Mas aquele parecia ter sido um estelionato “do bem”, pois o PT abriu mão de teses radicais como o calote da dívida externa para colocar o país no rumo do crescimento. No segundo governo, quando a hoje presidente Dilma assumiu o Gabinete Civil em lugar de José Dirceu, em meio ao escândalo do mensalão, o PT retomou aos poucos suas teses econômicas, aprofundadas pela troca do ministro Antonio Pallocci por Guido Mantega.

Um novo estelionato eleitoral está sendo montado agora caso a presidente Dilma se reeleja amanhã. Sua campanha esconde o fato de que a crise econômica está se agravando e que terá que adotar medidas amargas para que o país não perca seus fundamentos e não se veja novamente às voltas com uma inflação sem controle e uma economia estagnada.
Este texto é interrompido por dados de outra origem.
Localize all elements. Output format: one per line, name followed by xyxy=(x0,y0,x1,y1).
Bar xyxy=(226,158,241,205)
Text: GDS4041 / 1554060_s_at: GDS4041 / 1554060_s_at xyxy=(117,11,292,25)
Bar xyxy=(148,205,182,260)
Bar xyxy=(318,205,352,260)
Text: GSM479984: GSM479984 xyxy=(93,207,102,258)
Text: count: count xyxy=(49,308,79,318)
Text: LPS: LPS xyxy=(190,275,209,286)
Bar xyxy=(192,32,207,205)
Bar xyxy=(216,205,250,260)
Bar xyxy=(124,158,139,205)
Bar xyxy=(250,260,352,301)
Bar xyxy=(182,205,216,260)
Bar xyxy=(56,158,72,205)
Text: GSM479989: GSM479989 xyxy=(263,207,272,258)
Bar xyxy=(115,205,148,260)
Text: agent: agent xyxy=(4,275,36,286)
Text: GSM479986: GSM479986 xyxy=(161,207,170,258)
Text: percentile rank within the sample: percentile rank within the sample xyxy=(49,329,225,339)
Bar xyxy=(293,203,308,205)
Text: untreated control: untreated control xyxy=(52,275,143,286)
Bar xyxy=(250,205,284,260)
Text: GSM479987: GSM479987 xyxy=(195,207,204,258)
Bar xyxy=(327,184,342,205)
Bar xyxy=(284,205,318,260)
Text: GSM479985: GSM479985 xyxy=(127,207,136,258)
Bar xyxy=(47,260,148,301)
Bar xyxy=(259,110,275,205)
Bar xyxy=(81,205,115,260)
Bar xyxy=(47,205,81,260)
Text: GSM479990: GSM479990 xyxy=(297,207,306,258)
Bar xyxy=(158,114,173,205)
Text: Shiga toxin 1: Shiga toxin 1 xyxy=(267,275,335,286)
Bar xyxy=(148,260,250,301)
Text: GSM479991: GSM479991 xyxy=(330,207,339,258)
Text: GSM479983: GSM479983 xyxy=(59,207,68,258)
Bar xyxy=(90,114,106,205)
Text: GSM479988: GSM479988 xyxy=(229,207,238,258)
Mesmo os programas sociais que são o sustentáculo de sua votação correrão perigo com a economia sem produzir riqueza para ser distribuída. O aumento real do salário mínimo, por exemplo, depende por lei do crescimento econômico dos últimos anos, e por isso não acontecerá em 2015.

A queda da desigualdade foi interrompida no último ano exatamente devido à falta de crescimento econômico, mas os números não foram divulgados para não manchar a campanha eleitoral, que mostra um país pujante que só existe na propaganda do PT.

Os últimos dias de campanha estão marcados por denúncias de práticas ilegais e imorais da militância petista, e acusações de tentativa de golpe por parte dos petistas, que atribuem intenções eleitoreiras à reportagem da revista Veja revelando que o doleiro Alberto Yousseff afirmou em sua delação premiada que a presidente Dilma e o ex-presidente Lula sabiam da corrupção na Petrobras e se beneficiaram dela em campanhas eleitorais. Caberá ao eleitor avaliar as informações ao seu dispor e decidir em quem votar. Só não é possível exigir-se que casos polêmicos não sejam julgados ou reportagens não sejam publicadas quando há eleição por perto.